The company wrote to members of the scheme about its proposal to double the member contribution rate from 6% of pay to 12% in May. It also proposed a salary supplement instead of pension payments, or a non-contributory defined contribution alternative, for those who could not afford the proposed increase.
Prospect has since consulted with members and submitted a formal response based on their views.
The response acknowledges that the cost of benefits provided by the scheme have increased but argues that the company has room for manoeuvre because total pension costs will have fallen due to a significant reduction in the number of active members of the scheme.

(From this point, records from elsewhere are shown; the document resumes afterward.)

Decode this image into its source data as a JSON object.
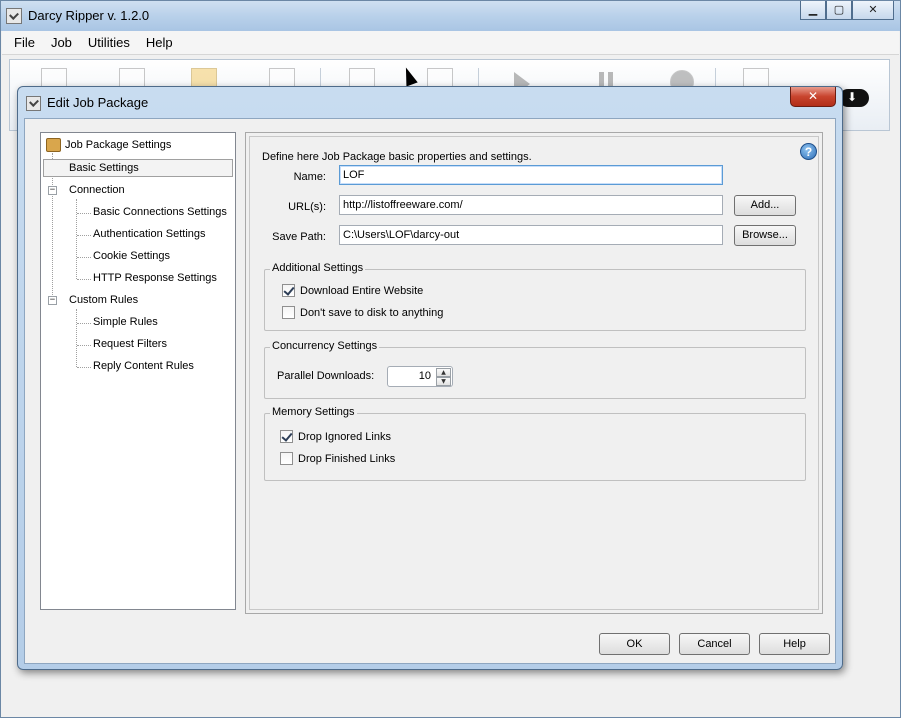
{
  "app": {
    "title": "Darcy Ripper v. 1.2.0"
  },
  "window_controls": {
    "minimize": "▁",
    "maximize": "▢",
    "close": "✕"
  },
  "menu": {
    "items": [
      "File",
      "Job",
      "Utilities",
      "Help"
    ]
  },
  "dialog": {
    "title": "Edit Job Package",
    "close_glyph": "✕",
    "tree": {
      "root": "Job Package Settings",
      "expander_minus": "−",
      "basic": "Basic Settings",
      "connection": "Connection",
      "connection_children": [
        "Basic Connections Settings",
        "Authentication Settings",
        "Cookie Settings",
        "HTTP Response Settings"
      ],
      "custom_rules": "Custom Rules",
      "custom_rules_children": [
        "Simple Rules",
        "Request Filters",
        "Reply Content Rules"
      ]
    },
    "panel": {
      "description": "Define here Job Package basic properties and settings.",
      "help_glyph": "?",
      "name_label": "Name:",
      "name_value": "LOF",
      "url_label": "URL(s):",
      "url_value": "http://listoffreeware.com/",
      "add_button": "Add...",
      "save_label": "Save Path:",
      "save_value": "C:\\Users\\LOF\\darcy-out",
      "browse_button": "Browse...",
      "additional": {
        "title": "Additional Settings",
        "download_entire": {
          "label": "Download Entire Website",
          "checked": true
        },
        "dont_save": {
          "label": "Don't save to disk to anything",
          "checked": false
        }
      },
      "concurrency": {
        "title": "Concurrency Settings",
        "parallel_label": "Parallel Downloads:",
        "parallel_value": "10",
        "up": "▲",
        "down": "▼"
      },
      "memory": {
        "title": "Memory Settings",
        "drop_ignored": {
          "label": "Drop Ignored Links",
          "checked": true
        },
        "drop_finished": {
          "label": "Drop Finished Links",
          "checked": false
        }
      }
    },
    "buttons": {
      "ok": "OK",
      "cancel": "Cancel",
      "help": "Help"
    }
  }
}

Prospect called on the company to:
- spread the proposed increase in the contribution rate over a longer period so more members can afford to retain their current level of benefits
- offer a reduced cost option within the defined benefit scheme and remove any inducement to leave the scheme
Neil Walsh, Prospect’s pension officer, said: “The change in discount rate since the last valuation of the scheme has meant that the reduction in benefits and increase in member contributions implemented at that time were not enough to control costs.
“However, the active membership of the scheme has fallen significantly and this offers space for the company to adjust its proposals to mitigate the impact.
“It is particularly important for the company to facilitate ongoing membership of the scheme for those concerned about the issue of affordability rather than cynically offering inducements to opt out altogether.”